Folks, Going over some performance test results at OSDL, our single greatest performance issue seems to be checkpointing. Not matter how I fiddle with it, checkpoints seem to cost us 1/2 of our throughput while they're taking place. Overally, checkpointing costs us about 25% of our performance on OLTP workloads. Example: http://khack.osdl.org/stp/302671/results/0/ Can we break down everything that happens during a checkpoint so that we can see where this huge cost is coming from? Checkpointing should be limited to fsyncing to disk and marking WAL files as recyclable, but there seems to be something more. -- --Josh Josh Berkus Aglio Database Solutions San Francisco
Josh Berkus <josh@agliodbs.com> writes: > Can we break down everything that happens during a checkpoint so that we > can see where this huge cost is coming from? Checkpointing should be > limited to fsyncing to disk and marking WAL files as recyclable, but there > seems to be something more. I already asked you to measure the thing I think is the likely candidate (to wit, dumping full page images into WAL). regards, tom lane
On Tue, Jun 21, 2005 at 12:00:56PM -0700, Josh Berkus wrote: > Folks, > > Going over some performance test results at OSDL, our single greatest > performance issue seems to be checkpointing. Not matter how I fiddle > with it, checkpoints seem to cost us 1/2 of our throughput while they're > taking place. Overally, checkpointing costs us about 25% of our > performance on OLTP workloads. > > Example: http://khack.osdl.org/stp/302671/results/0/ > > Can we break down everything that happens during a checkpoint so that we > can see where this huge cost is coming from? Checkpointing should be > limited to fsyncing to disk and marking WAL files as recyclable, but there > seems to be something more. Not only you have to fsync the files; you have to write them before as well. If the bgwriter is not able to keep up then at checkpoint time there is a lot of writing to do. One idea is to fiddle with bgwriter settings, or did you do that already? I see this for the URL above: bgwriter_delay | 200bgwriter_maxpages | 100bgwriter_percent | 1 Maybe it should be more aggressive. Another thing to blame is the dump-whole-pages-after-checkpoint business. Maybe the load you are seeing is not completely during checkpoint, but right after it as well. How do you tell from the results that the checkpoint is complete? -- Alvaro Herrera (<alvherre[a]surnet.cl>) "El miedo atento y previsor es la madre de la seguridad" (E. Burke)
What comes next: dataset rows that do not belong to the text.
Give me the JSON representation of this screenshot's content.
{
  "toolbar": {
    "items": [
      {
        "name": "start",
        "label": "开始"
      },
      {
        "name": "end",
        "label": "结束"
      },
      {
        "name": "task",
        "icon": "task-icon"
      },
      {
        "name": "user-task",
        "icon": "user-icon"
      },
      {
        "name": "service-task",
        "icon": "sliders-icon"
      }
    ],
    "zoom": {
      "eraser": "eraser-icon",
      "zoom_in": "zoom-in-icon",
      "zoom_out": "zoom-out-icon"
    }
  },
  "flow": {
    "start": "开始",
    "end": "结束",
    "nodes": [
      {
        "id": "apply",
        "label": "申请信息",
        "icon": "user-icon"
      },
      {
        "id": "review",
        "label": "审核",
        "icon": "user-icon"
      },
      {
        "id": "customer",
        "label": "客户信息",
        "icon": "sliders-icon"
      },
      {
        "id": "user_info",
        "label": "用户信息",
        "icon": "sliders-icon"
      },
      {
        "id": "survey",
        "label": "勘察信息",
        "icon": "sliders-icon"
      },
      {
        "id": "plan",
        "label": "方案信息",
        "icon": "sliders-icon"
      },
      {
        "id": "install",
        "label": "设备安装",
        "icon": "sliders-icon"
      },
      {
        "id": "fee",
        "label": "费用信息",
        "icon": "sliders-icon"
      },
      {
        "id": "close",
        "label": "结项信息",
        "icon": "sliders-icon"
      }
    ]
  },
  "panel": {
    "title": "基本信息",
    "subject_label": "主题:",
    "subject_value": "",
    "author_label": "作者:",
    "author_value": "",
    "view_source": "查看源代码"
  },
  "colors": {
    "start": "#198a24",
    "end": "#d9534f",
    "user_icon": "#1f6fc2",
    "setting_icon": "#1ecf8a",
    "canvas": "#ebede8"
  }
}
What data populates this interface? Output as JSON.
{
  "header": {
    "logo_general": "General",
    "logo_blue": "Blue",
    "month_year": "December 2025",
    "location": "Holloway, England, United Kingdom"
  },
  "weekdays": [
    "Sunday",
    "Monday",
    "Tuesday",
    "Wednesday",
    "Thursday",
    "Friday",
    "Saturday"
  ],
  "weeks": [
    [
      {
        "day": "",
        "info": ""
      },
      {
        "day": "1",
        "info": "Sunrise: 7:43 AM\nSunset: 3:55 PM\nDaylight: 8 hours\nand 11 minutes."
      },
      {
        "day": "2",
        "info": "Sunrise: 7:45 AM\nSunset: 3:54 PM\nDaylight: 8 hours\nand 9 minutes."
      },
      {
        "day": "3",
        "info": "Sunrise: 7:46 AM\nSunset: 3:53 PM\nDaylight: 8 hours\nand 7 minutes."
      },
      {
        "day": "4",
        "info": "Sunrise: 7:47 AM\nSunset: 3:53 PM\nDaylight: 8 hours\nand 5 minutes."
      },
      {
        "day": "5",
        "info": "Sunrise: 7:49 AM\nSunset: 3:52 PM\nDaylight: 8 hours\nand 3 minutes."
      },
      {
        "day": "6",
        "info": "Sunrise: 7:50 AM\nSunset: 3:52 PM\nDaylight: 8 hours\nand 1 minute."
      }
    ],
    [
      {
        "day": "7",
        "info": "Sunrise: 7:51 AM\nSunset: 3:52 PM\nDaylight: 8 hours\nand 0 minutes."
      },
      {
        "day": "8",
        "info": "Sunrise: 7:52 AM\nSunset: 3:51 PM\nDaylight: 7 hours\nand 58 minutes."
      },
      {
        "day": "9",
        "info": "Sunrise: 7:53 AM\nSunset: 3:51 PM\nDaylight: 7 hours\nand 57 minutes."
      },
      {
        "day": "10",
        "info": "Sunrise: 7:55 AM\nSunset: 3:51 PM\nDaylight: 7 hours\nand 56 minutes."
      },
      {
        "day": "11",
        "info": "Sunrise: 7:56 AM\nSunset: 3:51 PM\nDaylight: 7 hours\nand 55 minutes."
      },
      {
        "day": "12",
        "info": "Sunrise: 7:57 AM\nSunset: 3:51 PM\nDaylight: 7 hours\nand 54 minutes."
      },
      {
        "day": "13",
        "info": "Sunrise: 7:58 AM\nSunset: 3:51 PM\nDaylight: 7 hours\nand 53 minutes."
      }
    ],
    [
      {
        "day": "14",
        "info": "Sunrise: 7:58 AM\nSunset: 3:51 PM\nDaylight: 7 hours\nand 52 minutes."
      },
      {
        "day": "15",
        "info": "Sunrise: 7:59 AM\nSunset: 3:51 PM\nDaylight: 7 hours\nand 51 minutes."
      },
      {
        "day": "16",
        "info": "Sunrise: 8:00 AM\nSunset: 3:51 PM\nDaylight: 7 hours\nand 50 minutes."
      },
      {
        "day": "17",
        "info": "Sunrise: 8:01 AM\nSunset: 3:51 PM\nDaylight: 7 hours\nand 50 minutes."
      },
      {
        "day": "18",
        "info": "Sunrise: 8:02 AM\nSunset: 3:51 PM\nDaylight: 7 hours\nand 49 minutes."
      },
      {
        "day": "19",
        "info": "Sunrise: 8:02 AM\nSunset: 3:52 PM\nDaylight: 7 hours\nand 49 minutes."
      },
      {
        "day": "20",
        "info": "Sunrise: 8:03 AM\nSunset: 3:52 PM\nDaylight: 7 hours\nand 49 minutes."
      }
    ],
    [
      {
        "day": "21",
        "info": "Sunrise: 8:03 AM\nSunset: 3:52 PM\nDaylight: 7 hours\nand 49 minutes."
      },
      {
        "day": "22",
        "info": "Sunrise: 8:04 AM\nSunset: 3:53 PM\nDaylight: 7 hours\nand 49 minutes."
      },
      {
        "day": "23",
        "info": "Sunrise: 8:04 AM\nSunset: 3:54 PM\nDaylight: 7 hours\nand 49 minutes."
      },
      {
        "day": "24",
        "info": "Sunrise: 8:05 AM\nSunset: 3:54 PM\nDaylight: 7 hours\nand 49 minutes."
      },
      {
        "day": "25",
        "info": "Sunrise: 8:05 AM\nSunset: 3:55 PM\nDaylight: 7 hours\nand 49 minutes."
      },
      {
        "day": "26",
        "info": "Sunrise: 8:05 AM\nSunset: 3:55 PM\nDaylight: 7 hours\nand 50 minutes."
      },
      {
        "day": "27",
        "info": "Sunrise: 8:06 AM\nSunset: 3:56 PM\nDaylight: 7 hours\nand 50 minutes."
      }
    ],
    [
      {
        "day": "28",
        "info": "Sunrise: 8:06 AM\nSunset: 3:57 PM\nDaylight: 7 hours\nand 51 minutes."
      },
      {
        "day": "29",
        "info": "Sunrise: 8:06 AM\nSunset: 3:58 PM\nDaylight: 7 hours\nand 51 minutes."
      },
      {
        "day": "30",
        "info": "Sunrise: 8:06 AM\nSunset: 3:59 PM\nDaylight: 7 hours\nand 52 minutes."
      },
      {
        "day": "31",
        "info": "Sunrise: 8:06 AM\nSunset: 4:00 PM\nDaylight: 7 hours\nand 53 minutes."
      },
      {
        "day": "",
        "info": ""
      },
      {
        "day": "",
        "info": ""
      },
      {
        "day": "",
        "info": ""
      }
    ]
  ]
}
Alvaro, Tom, > bgwriter_delay | 200 > bgwriter_maxpages | 100 > bgwriter_percent | 1 > > Maybe it should be more aggressive. Yeah, a bgwriter progression is running now. I don't expect it to make much difference. Most of sync impact is syncing the FS cache, which the bgwriter doesn't touch. > Another thing to blame is the dump-whole-pages-after-checkpoint > business. Maybe the load you are seeing is not completely during > checkpoint, but right after it as well. How do you tell from the > results that the checkpoint is complete? I can't relate that to the performance numbers, unfortunately. I think that the paging is probably the cause, but I don't know what to do about it. -- --Josh Josh Berkus Aglio Database Solutions San Francisco
On Tue, Jun 21, 2005 at 02:45:32PM -0700, Josh Berkus wrote: > > Another thing to blame is the dump-whole-pages-after-checkpoint > > business. Maybe the load you are seeing is not completely during > > checkpoint, but right after it as well. How do you tell from the > > results that the checkpoint is complete? > > I can't relate that to the performance numbers, unfortunately. I think > that the paging is probably the cause, but I don't know what to do about > it. Tom gave instructions in a mail (to you I think) to patch the xlog.c file so page dumps stop happening. I'm too lazy to search for that mail (I deleted my local copy) but if you find it in your mailbox, resend it to me and I'll produce a patch for you to test. (I'd produce the patch myself but I don't know the xlog code well enough to find the right spot quickly.) -- Alvaro Herrera (<alvherre[a]surnet.cl>) Jason Tesser: You might not have understood me or I am not understanding you. Paul Thomas: It feels like we're 2 people divided by a common language...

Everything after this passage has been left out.